Thursday’s vote was a day after board members of the Chicago Metropolitan Agency for Planning rejected keeping the Illiana Tollway in the update of the Go To 2040 blueprint. Under state law, CMAP oversees land use and transportation planning in the region.

The proposed tollway would link Interstate 55 near Wilmington with I-65 near Lowell, Indiana, at an estimated cost of about $1.3 billion. The plan is to establish a public-private partnership to build and operate the tollway, with toll income paying off the long-term debt.

The MPO Policy Committee heard from opponents and supporters of the project before Thursday’s voting.

State Rep. Al Riley, D-Olympia Fields, said the project had cleared numerous hurdles during an extensive vetting process and questioned why it still was under attack.

“Everything made sense throughout the entire process,” Riley said of the benefits and need for the road, which would help a “heretofore neglected part of the (Chicago) region.”

Frankfort Mayor Jim Holland said the Illiana would “support the rapid growth of the Chicago area’s intermodal activities” by alleviating truck traffic on Interstate 80.

Illiana supporters have stressed that an alternate highway is needed because of the rapidly rising truck volume in and out of Will County’s large intermodal centers, where cargo is transferred from truck to train and vice versa.

Along with the South Suburban Airport, the new toll road would “enable us to continue the strong economic revitalization of our region,” Reggie Greenwood, director of economic development with the Chicago Southland Economic Development Corp., told the MPO committee.

Opponents have said there’s no need for the tollway and it will get little use because its tolls will have to be expensive to try to pay off the financing debt. They also cite what they see as its negative impact on the environment.

Erica Dodt, with the Sierra Club, noted that the Illiana would result in the loss of about 2,600 acres of prime farmland and described the project as a “high-cost and destructive road to nowhere.”

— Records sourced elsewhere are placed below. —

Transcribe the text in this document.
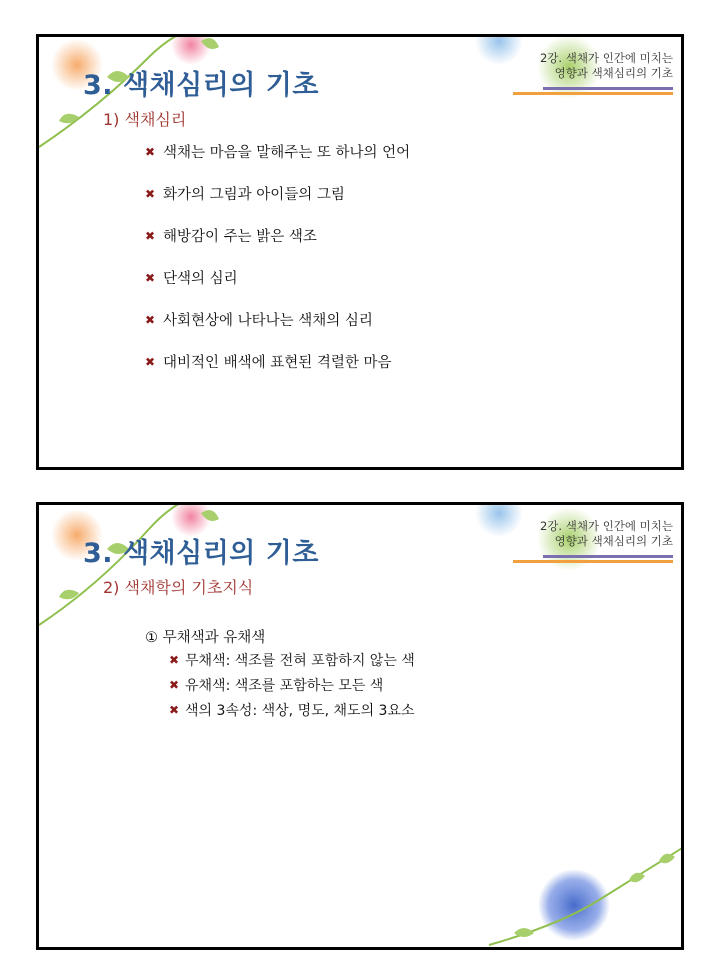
3. 색채심리의 기초
2강. 색채가 인간에 미치는
영향과 색채심리의 기초
1) 색채심리
✖ 색채는 마음을 말해주는 또 하나의 언어
✖ 화가의 그림과 아이들의 그림
✖ 해방감이 주는 밝은 색조
✖ 단색의 심리
✖ 사회현상에 나타나는 색채의 심리
✖ 대비적인 배색에 표현된 격렬한 마음
3. 색채심리의 기초
2강. 색채가 인간에 미치는
영향과 색채심리의 기초
2) 색채학의 기초지식
① 무채색과 유채색
✖ 무채색: 색조를 전혀 포함하지 않는 색
✖ 유채색: 색조를 포함하는 모든 색
✖ 색의 3속성: 색상, 명도, 채도의 3요소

Lois Arms, a Park Forest resident who also has been a vocal opponent of the airport near Peotone, said building another tollway would only worsen carbon dioxide emissions from vehicles traveling on it. She told committee members “you can strike a blow against climate change with your vote.”

Another Southland resident, Benjamin Armstrong, decried the poor condition of existing roads in the region, which he said should get attention “before you build a gold-plated road only the rich will use.”

But Nick Palmer, chief of staff to Will County Executive Larry Walsh, said building the tollway “will contribute to our regional and state economy. Saying it’s a road to nowhere doesn’t move the region or the state forward.”

Before its vote to keep the tollway in the updated 2040 plan, the MPO committee defeated by a 10-8 vote an attempt to remove the project from the long-range plan.

Committee member Elliott Hartstein, representing CMAP, questioned how much the Illiana would alleviate traffic congestion and whether taxpayers would be stuck shouldering much of the cost if toll revenue doesn’t live up to expectations. CMAP has estimated the potential cost to the state at $1 billion.

“There’s a lot of risk involved,” Hartstein said.

But other committee members had no such doubts. Commenting on the traffic congestion he experiences on I-80 through the Southland, committee member Jeffrey Schielke, the mayor of Batavia, called the Illiana “a road whose time has come.”

After the voting, Hutchison was critical of what she called a “very Chicago-centric view of regional planning that doesn’t include the southern part of the region. Most of the opposition comes from people who don’t live anywhere near the project.”